Supervisor: Shaohua Wang
Email: shaohua.wang@njit.edu
Description: Improving software quality and reliability is a never-ending demand. Several approaches have been introduced to help developers in detecting and fixing software defects to improve software quality, ranging from static approaches (e.g., program analysis, bug detection, bug prediction, model checking, validation and verification, software mining, etc.) to dynamic approaches (e.g., testing, debugging, fault localization, etc.). Our current research is working on combining cutting-edge AI-based models and program analysis techniques to improve the detection of source code defects and vulnerabilities and automatically fix them. Our recent studies have shown than our AI-based detection and auto-fix approaches can significantly outperform all of the state-of-the-art techniques on the market. In this project, students will be able to touch the following topics, but not limited to, (1) Program Analysis (e.g., code modeling and transformation); (2) Complex Networks for modeling software systems; (3) AI (especially deep learning neural networks); and (4) Software Engineering/Analytics (e.g., data mining and big data in SE, bug tracking systems).

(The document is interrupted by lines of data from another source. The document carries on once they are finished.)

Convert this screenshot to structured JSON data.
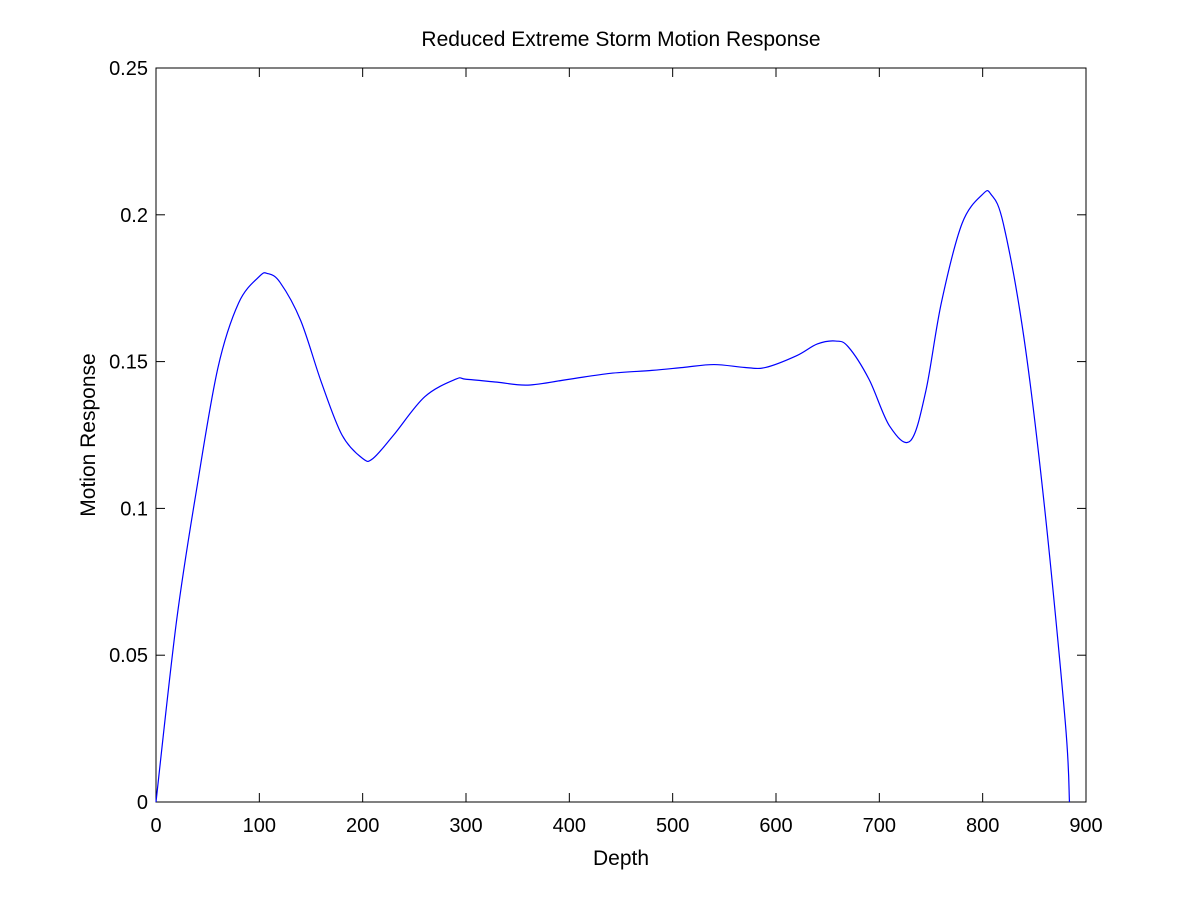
{
  "chart_data": {
    "type": "line",
    "title": "Reduced Extreme Storm Motion Response",
    "xlabel": "Depth",
    "ylabel": "Motion Response",
    "xlim": [
      0,
      900
    ],
    "ylim": [
      0,
      0.25
    ],
    "xticks": [
      0,
      100,
      200,
      300,
      400,
      500,
      600,
      700,
      800,
      900
    ],
    "xtick_labels": [
      "0",
      "100",
      "200",
      "300",
      "400",
      "500",
      "600",
      "700",
      "800",
      "900"
    ],
    "yticks": [
      0,
      0.05,
      0.1,
      0.15,
      0.2,
      0.25
    ],
    "ytick_labels": [
      "0",
      "0.05",
      "0.1",
      "0.15",
      "0.2",
      "0.25"
    ],
    "grid": false,
    "legend": "none",
    "series": [
      {
        "color": "#0000ff",
        "x": [
          0,
          20,
          40,
          60,
          80,
          100,
          108,
          120,
          140,
          160,
          180,
          200,
          210,
          230,
          260,
          290,
          300,
          330,
          360,
          400,
          440,
          480,
          510,
          540,
          570,
          590,
          620,
          640,
          658,
          670,
          690,
          710,
          730,
          745,
          760,
          780,
          800,
          808,
          820,
          840,
          860,
          880,
          884
        ],
        "y": [
          0,
          0.062,
          0.108,
          0.148,
          0.17,
          0.179,
          0.18,
          0.177,
          0.164,
          0.143,
          0.125,
          0.117,
          0.117,
          0.125,
          0.138,
          0.144,
          0.144,
          0.143,
          0.142,
          0.144,
          0.146,
          0.147,
          0.148,
          0.149,
          0.148,
          0.148,
          0.152,
          0.156,
          0.157,
          0.155,
          0.144,
          0.128,
          0.123,
          0.14,
          0.17,
          0.197,
          0.207,
          0.207,
          0.197,
          0.158,
          0.1,
          0.027,
          0
        ]
      }
    ]
  }
}
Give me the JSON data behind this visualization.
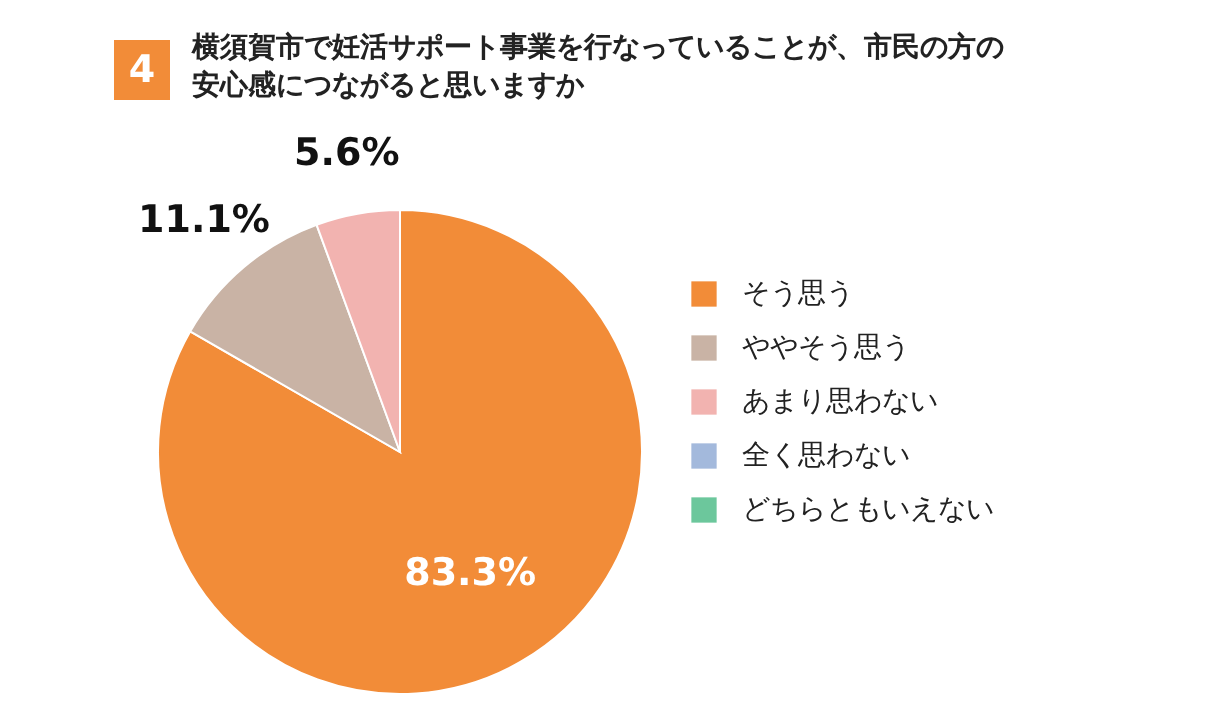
{
  "chart_data": {
    "type": "pie",
    "title": "横須賀市で妊活サポート事業を行なっていることが、市民の方の安心感につながると思いますか",
    "annotations": [
      "4"
    ],
    "categories": [
      "そう思う",
      "ややそう思う",
      "あまり思わない",
      "全く思わない",
      "どちらともいえない"
    ],
    "values": [
      83.3,
      11.1,
      5.6,
      0,
      0
    ],
    "colors": [
      "#f28c38",
      "#c9b3a5",
      "#f2b3b0",
      "#a3b9dc",
      "#6cc79c"
    ],
    "value_labels": [
      "83.3%",
      "11.1%",
      "5.6%",
      null,
      null
    ],
    "legend": "right"
  }
}
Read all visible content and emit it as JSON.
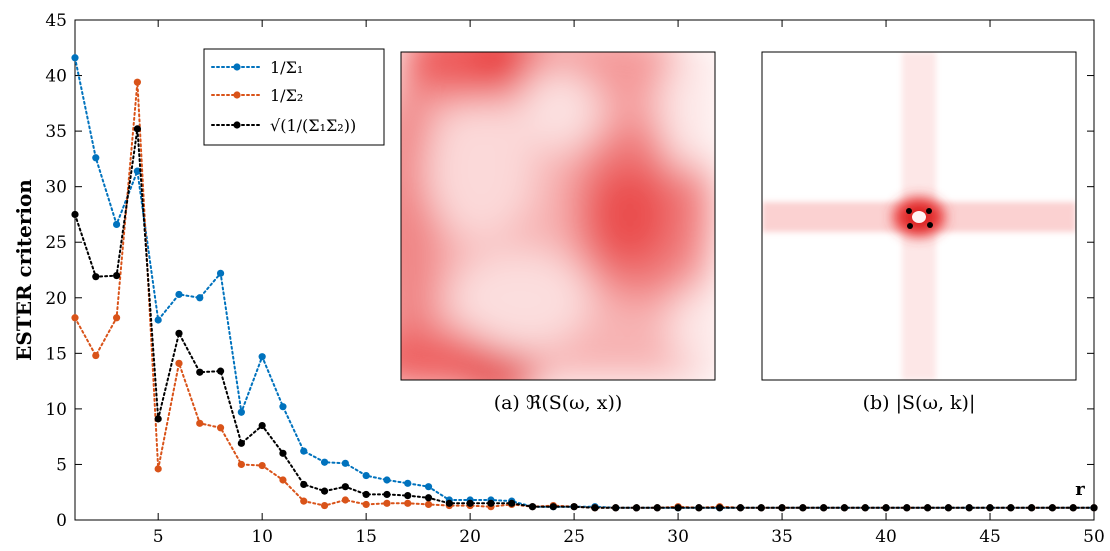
{
  "chart_data": {
    "type": "line",
    "title": "",
    "xlabel": "r",
    "ylabel": "ESTER criterion",
    "xlim": [
      1,
      50
    ],
    "ylim": [
      0,
      45
    ],
    "xticks": [
      5,
      10,
      15,
      20,
      25,
      30,
      35,
      40,
      45,
      50
    ],
    "yticks": [
      0,
      5,
      10,
      15,
      20,
      25,
      30,
      35,
      40,
      45
    ],
    "grid": false,
    "legend_position": "top-left",
    "x": [
      1,
      2,
      3,
      4,
      5,
      6,
      7,
      8,
      9,
      10,
      11,
      12,
      13,
      14,
      15,
      16,
      17,
      18,
      19,
      20,
      21,
      22,
      23,
      24,
      25,
      26,
      27,
      28,
      29,
      30,
      31,
      32,
      33,
      34,
      35,
      36,
      37,
      38,
      39,
      40,
      41,
      42,
      43,
      44,
      45,
      46,
      47,
      48,
      49,
      50
    ],
    "series": [
      {
        "name": "1/Σ₁",
        "color": "#0072bd",
        "values": [
          41.6,
          32.6,
          26.6,
          31.4,
          18.0,
          20.3,
          20.0,
          22.2,
          9.7,
          14.7,
          10.2,
          6.2,
          5.2,
          5.1,
          4.0,
          3.6,
          3.3,
          3.0,
          1.8,
          1.8,
          1.8,
          1.7,
          1.2,
          1.2,
          1.2,
          1.2,
          1.1,
          1.1,
          1.1,
          1.1,
          1.1,
          1.1,
          1.1,
          1.1,
          1.1,
          1.1,
          1.1,
          1.1,
          1.1,
          1.1,
          1.1,
          1.1,
          1.1,
          1.1,
          1.1,
          1.1,
          1.1,
          1.1,
          1.1,
          1.1
        ]
      },
      {
        "name": "1/Σ₂",
        "color": "#d95319",
        "values": [
          18.2,
          14.8,
          18.2,
          39.4,
          4.6,
          14.1,
          8.7,
          8.3,
          5.0,
          4.9,
          3.6,
          1.7,
          1.3,
          1.8,
          1.4,
          1.5,
          1.5,
          1.4,
          1.3,
          1.3,
          1.2,
          1.4,
          1.2,
          1.3,
          1.2,
          1.1,
          1.1,
          1.1,
          1.1,
          1.2,
          1.1,
          1.2,
          1.1,
          1.1,
          1.1,
          1.1,
          1.1,
          1.1,
          1.1,
          1.1,
          1.1,
          1.1,
          1.1,
          1.1,
          1.1,
          1.1,
          1.1,
          1.1,
          1.1,
          1.1
        ]
      },
      {
        "name": "√(1/(Σ₁Σ₂))",
        "color": "#000000",
        "values": [
          27.5,
          21.9,
          22.0,
          35.2,
          9.1,
          16.8,
          13.3,
          13.4,
          6.9,
          8.5,
          6.0,
          3.2,
          2.6,
          3.0,
          2.3,
          2.3,
          2.2,
          2.0,
          1.5,
          1.5,
          1.5,
          1.5,
          1.2,
          1.2,
          1.2,
          1.1,
          1.1,
          1.1,
          1.1,
          1.1,
          1.1,
          1.1,
          1.1,
          1.1,
          1.1,
          1.1,
          1.1,
          1.1,
          1.1,
          1.1,
          1.1,
          1.1,
          1.1,
          1.1,
          1.1,
          1.1,
          1.1,
          1.1,
          1.1,
          1.1
        ]
      }
    ],
    "insets": [
      {
        "caption": "(a) ℜ(S(ω, x))"
      },
      {
        "caption": "(b) |S(ω, k)|"
      }
    ]
  }
}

Prerequisites: Knowing Python is a must and other program skills are highly appreciated. Having software development and AI experience is a plus.
Email: bader@njit.edu
Description: A real-world challenge in data science is to develop interactive methods for quickly analyzing new and novel data sets that are potentially of massive scale. We seek students who wish to design and implement fundamental algorithms for high performance computing (HPC) solutions that enable the interactive large-scale data analysis of massive data sets. Based on the widely-used data types and structures of strings, sets, matrices and graphs, our methodology will produce efficient and scalable software that will drastically improve the performance on a wide range of real-world queries or directly realize frequent queries. These innovations will allow us to move massive scale data exploration from time-consuming batch processing to interactive analyses that give a data analyst the ability to comprehensively, deeply and efficiently explore the insights and science in real world data sets. The scalability to high performance computing systems and optimal algorithmic selection based on multiple criteria such as time and space complexity will be incorporated into our methodology to address the requirements when exploring large scale data sets. Specifically, we are focusing on these three important data structures for data analytics: 1) suffix array construction, 2) treap construction and 3) distributed memory join algorithms, useful for analyzing large scale strings, implementing random search in large string data sets, and generating new relations, respectively. These fundamental algorithms serve as the cornerstone to support interactive data science at scale. To evaluate and show the effectiveness of the proposed algorithms, these algorithms will be implemented in and contribute to an open source NumPy-like software framework Arkouda that aims to provide productive data discovery tools on massive, dozens-of-terabytes data sets by bringing together the productivity of Python with world-class high performance computing. Together, this work will allow Python-trained programmers to readily use HPC resources, lowering the barrier making data scientists productive at massive scales.
Prerequisites: Strong interest in solving real-world data science problems, and programming in C or C++.